The Fort Worth Star-Telegram

Posted on Sun, Jun. 17,

Baghdad remains unsafe

By KIM GAMEL
The Associated Press

Defense Secretary Robert Gates visits a joint security station Saturday in Baghdad. Iraqi police, soldiers and U.S. troops all operate from the station. BAGHDAD -- Security forces in Baghdad have full control in only 40 percent of the city five months into the pacification campaign, a top American general said Saturday as U.S. troops began an offensive against two al Qaeda strongholds on the capital's southern outskirts.

Lt. Gen. Raymond Odierno, the commander of U.S. ground forces, said American troops launched the offensive in Baghdad's Arab Jabour and Salman Pac neighborhoods Friday night. It was the first time in three years that U.S. soldiers entered those areas, where al Qaeda militants build car bombs and launch Katyusha rockets at American bases and Shiite Muslim neighborhoods.

Odierno said there was a long way to go in retaking the city from Shiite Muslim militias, Sunni Arab insurgents and al Qaeda terrorists. He said only about "40 percent is really very safe on a routine basis" -- with about 30 percent lacking control and the remaining 30 percent suffering "a high level of violence."

He discussed the new offensive and the security situation in an interview as he visited an American outpost near the main market in the capital's southern Dora district, a major Sunni Arab stronghold.

"There's about 30 percent of the city that needs work, like here in Dora and the surrounding areas," Odierno said. "Those are the areas that we consider to be the hot spots, which usually have a Sunni-Shiite fault line, and also areas where al Qaeda has decided to make a stand."

At a noon briefing, Odierno told company and unit commanders to stick to the mission.

"Sometimes I know it's hard for you all to see it," he said. "But I do see us moving forward."

With Baghdad and Basra -- the country's second-largest city -- under curfew, violent deaths were down dramatically Saturday. Only three people were reported to have been killed or found dead in sectarian violence.

That did not include the discovery of 13 bodies of a tae kwon do team kidnapped last year in western Iraq while driving to a training camp in neighboring Jordan. The bodies were found 65 miles west of Ramadi, police said.

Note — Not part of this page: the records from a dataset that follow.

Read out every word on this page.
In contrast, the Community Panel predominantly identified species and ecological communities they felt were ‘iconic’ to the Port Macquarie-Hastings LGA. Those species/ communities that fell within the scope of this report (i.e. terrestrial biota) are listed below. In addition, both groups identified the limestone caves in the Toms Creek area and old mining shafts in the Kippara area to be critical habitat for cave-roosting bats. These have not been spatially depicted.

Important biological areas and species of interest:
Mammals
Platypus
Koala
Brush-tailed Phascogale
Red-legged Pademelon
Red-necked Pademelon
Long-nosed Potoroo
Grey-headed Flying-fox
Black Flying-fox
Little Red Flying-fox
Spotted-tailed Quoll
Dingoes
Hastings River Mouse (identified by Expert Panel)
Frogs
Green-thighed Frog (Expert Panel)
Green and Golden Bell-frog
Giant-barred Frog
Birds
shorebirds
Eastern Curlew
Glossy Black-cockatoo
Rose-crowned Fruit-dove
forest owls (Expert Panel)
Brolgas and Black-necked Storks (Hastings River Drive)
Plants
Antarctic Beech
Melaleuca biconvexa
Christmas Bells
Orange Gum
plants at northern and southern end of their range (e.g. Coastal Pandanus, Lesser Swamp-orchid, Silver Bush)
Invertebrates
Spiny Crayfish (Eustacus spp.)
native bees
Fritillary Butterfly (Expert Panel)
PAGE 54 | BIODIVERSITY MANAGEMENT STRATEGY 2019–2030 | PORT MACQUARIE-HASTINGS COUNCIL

In Baghdad, aides to Prime Minister Nouri al-Maliki told The Associated Press that talks Saturday between Defense Secretary Robert Gates and the Iraqi leader were difficult.

Two top advisers to the prime minister said al-Maliki, a Shiite, objected vigorously to the new U.S. policy of arming and training Sunni militants in the fight against al Qaeda.

A third said Gates told al-Maliki that political and legislative action sought by the U.S., including a new law to share oil revenues among all Iraqis, must be complete by September when the defense secretary has to report to Congress on progress in Iraq.

This report includes material from McClatchy Newspapers.

U.S. military deaths

As of Saturday, at least 3,522 members of the U.S. military have died since the beginning of the Iraq war in March 2003, according to an Associated Press count. The figure includes seven Defense Department civilians.